Erstens: Der Vergleich mit einem Medikament braucht kein Vergleichswort. Wir hatten fünf Sätze der Sorte „vergleichbar mit niedrig dosiertem…" gefunden und entfernt. Einer blieb übrig, weil er als Pharmakologie verkleidet war: „…derselbe Mechanismus, der bei Viagra zur Erektion führt." Kein „vergleichbar", trotzdem dieselbe Aussage.
Zweitens: Eine Zahl wird durch Wiederholung nicht größer. Bei Ashwagandha stand achtmal in unseren Texten, die Pflanze senke Cortisol — als Tatsache, einmal sogar mit „nachweislich". Und die berühmten „knapp 28 Prozent" stammen aus einer einzelnen kleinen Studie, nicht aus der Summe der Forschung. Die Spur ist trotzdem die stärkste, die Ashwagandha hat. Sie ist nur kleiner, als sie klingt.
Drittens, und das war der hartnäckigste: Ein Text wird oben verkauft und unten belegt. Dreimal an einem Tag haben wir einen Studienabschnitt korrigiert und dabei übersehen, dass Überschrift, Einleitung oder FAQ derselben Seite weiter das Gegenteil behaupteten. Die Sägepalme trug den Satz „eines der best-belegten pflanzlichen Mittel" im Kopf — zwei Absätze über dem Absatz, in dem die Behörde Nein sagt.

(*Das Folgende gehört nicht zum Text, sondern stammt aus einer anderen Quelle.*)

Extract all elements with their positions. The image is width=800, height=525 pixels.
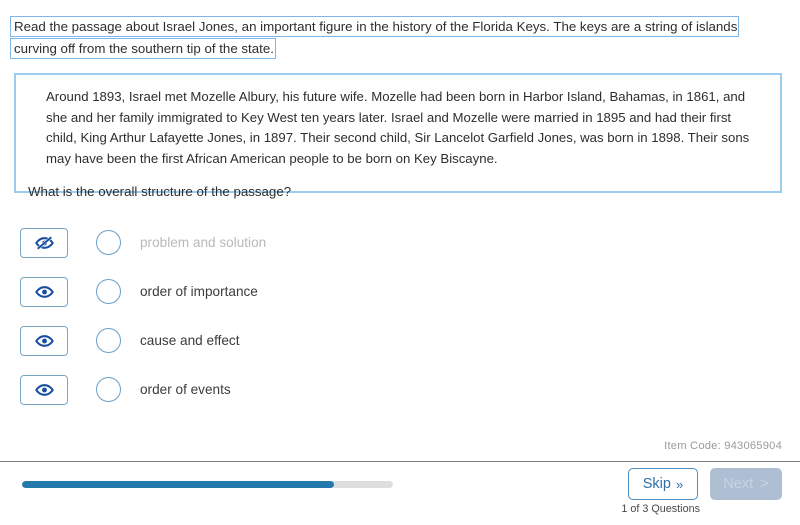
option-label[interactable]: cause and effect xyxy=(140,333,240,348)
eye-icon xyxy=(34,383,54,397)
passage-stimulus-box: Around 1893, Israel met Mozelle Albury, … xyxy=(14,73,782,199)
skip-button[interactable]: Skip » xyxy=(628,468,698,500)
option-row[interactable]: problem and solution xyxy=(0,218,800,267)
radio-option[interactable] xyxy=(96,279,121,304)
eliminate-toggle-eye-off[interactable] xyxy=(20,227,68,258)
option-label[interactable]: order of events xyxy=(140,382,231,397)
eye-off-icon xyxy=(34,235,54,250)
question-stem: What is the overall structure of the pas… xyxy=(28,184,292,199)
eye-icon xyxy=(34,285,54,299)
passage-body-text: Around 1893, Israel met Mozelle Albury, … xyxy=(46,89,750,166)
skip-button-label: Skip xyxy=(642,476,671,492)
option-row[interactable]: order of events xyxy=(0,365,800,414)
radio-option[interactable] xyxy=(96,377,121,402)
eliminate-toggle-eye[interactable] xyxy=(20,325,68,356)
option-label[interactable]: order of importance xyxy=(140,284,258,299)
item-code-label: Item Code: 943065904 xyxy=(664,440,782,452)
next-button[interactable]: Next > xyxy=(710,468,782,500)
answer-options-list: problem and solution order of importance xyxy=(0,218,800,414)
radio-option[interactable] xyxy=(96,230,121,255)
option-row[interactable]: order of importance xyxy=(0,267,800,316)
progress-bar-track xyxy=(22,481,393,488)
eye-icon xyxy=(34,334,54,348)
question-counter-label: 1 of 3 Questions xyxy=(621,503,700,515)
eliminate-toggle-eye[interactable] xyxy=(20,374,68,405)
option-row[interactable]: cause and effect xyxy=(0,316,800,365)
next-button-label: Next xyxy=(723,476,754,492)
progress-bar-fill xyxy=(22,481,334,488)
footer-divider xyxy=(0,461,800,462)
chevron-right-icon: > xyxy=(760,476,769,492)
radio-option[interactable] xyxy=(96,328,121,353)
double-chevron-right-icon: » xyxy=(675,476,684,492)
directions-prompt: Read the passage about Israel Jones, an … xyxy=(10,16,780,60)
option-label[interactable]: problem and solution xyxy=(140,235,266,250)
navigation-buttons: Skip » Next > xyxy=(628,468,782,500)
eliminate-toggle-eye[interactable] xyxy=(20,276,68,307)
prompt-text: Read the passage about Israel Jones, an … xyxy=(10,16,740,59)
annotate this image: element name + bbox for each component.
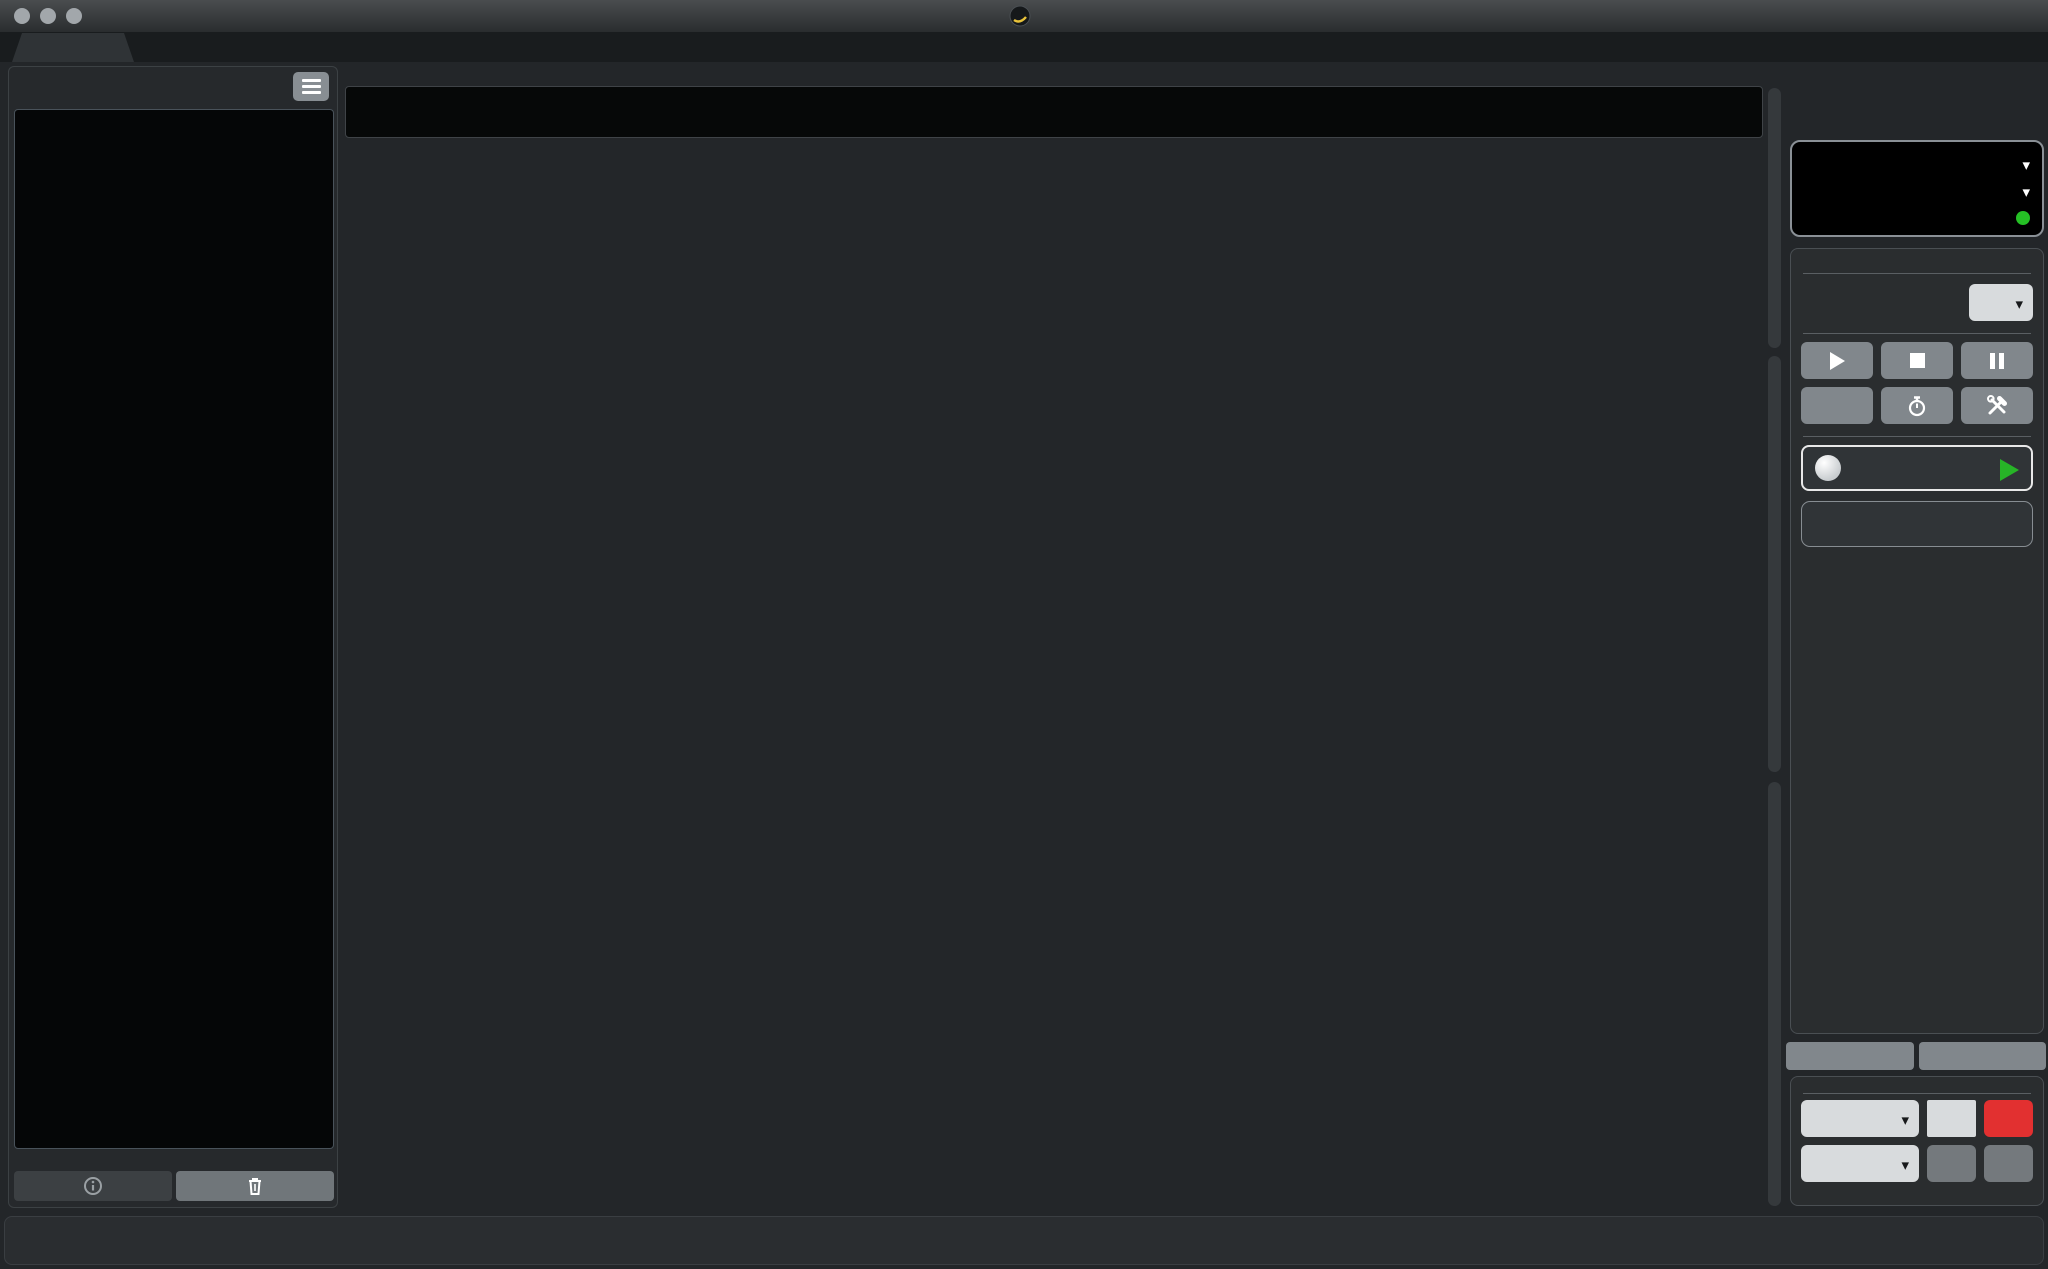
signal-generator-title [1801,1085,2033,1091]
tab-bar [0,32,2048,62]
data-library-sidebar [8,66,338,1208]
trash-icon [249,1178,261,1195]
app-title [0,0,2048,32]
info-button[interactable] [14,1171,172,1201]
timer-capture-button[interactable] [1881,387,1953,424]
stop-icon [1909,353,1925,368]
level-minus-button[interactable] [1927,1145,1976,1182]
view-button[interactable] [1786,1042,1914,1070]
stop-button[interactable] [1881,342,1953,379]
stopwatch-icon [1908,395,1926,416]
generator-on-button[interactable] [1984,1100,2033,1137]
averaging-depth-select[interactable] [1969,284,2033,321]
mode-buttons [1790,88,2044,126]
app-logo-icon [1009,5,1031,27]
tf-panel-title [1801,257,2033,271]
signal-status-indicator [2016,210,2030,225]
level-plus-button[interactable] [1984,1145,2033,1182]
tools-icon [1987,394,2007,414]
play-icon [1829,351,1845,370]
sidebar-menu-button[interactable] [293,72,329,101]
generator-level-display [1927,1100,1976,1137]
info-icon [84,1177,102,1195]
play-icon[interactable] [2000,459,2019,481]
meter-unit-select[interactable] [2008,177,2030,204]
smaart-window [0,0,2048,1269]
transfer-function-panel [1790,248,2044,1034]
signal-type-select[interactable] [1801,1100,1919,1137]
input-level-meter [1790,140,2044,237]
tab-default[interactable] [12,33,134,62]
meter-max [2008,204,2030,231]
pane-scroll-strip[interactable] [1768,356,1781,772]
session-tree [14,109,334,1149]
pane-scroll-strip[interactable] [1768,782,1781,1206]
timer-button[interactable] [1918,1042,2046,1070]
pane-scroll-strip[interactable] [1768,88,1781,348]
meter-input-select[interactable] [2008,150,2030,177]
add-tf-engine-button[interactable] [1801,501,2033,547]
chevron-down-icon [2015,291,2023,315]
pause-icon [1990,352,2004,369]
all-mic-tf-row[interactable] [1801,445,2033,491]
all-trace-color-ball [1815,455,1841,481]
control-bar [4,1216,2044,1265]
chevron-down-icon [2022,179,2030,203]
titlebar [0,0,2048,32]
chevron-down-icon [2022,152,2030,176]
measurement-settings-button[interactable] [1961,387,2033,424]
generator-output-select[interactable] [1801,1145,1919,1182]
track-button[interactable] [1801,387,1873,424]
cursor-readout-bar [345,86,1763,138]
pause-button[interactable] [1961,342,2033,379]
delete-button[interactable] [176,1171,334,1201]
signal-generator-panel [1790,1076,2044,1206]
chevron-down-icon [1901,1107,1909,1131]
play-button[interactable] [1801,342,1873,379]
chevron-down-icon [1901,1152,1909,1176]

Und jetzt? Die Antwort, die uns selbst überrascht hat
Man könnte diesen Artikel als Abgesang lesen. Wäre falsch.
Denn die Aufräumarbeit hat nur eine Erzählung zerlegt: die pharmakologische. Die Vorstellung, es gäbe ein Kraut, das man schluckt, und dann passiert etwas mit dem Körper, was vorher nicht passiert wäre. Diese Erzählung hält nicht, und zwar bei fast allem, was als Aphrodisiakum verkauft wird.
Was dabei vollkommen unberührt bleibt, ist alles andere.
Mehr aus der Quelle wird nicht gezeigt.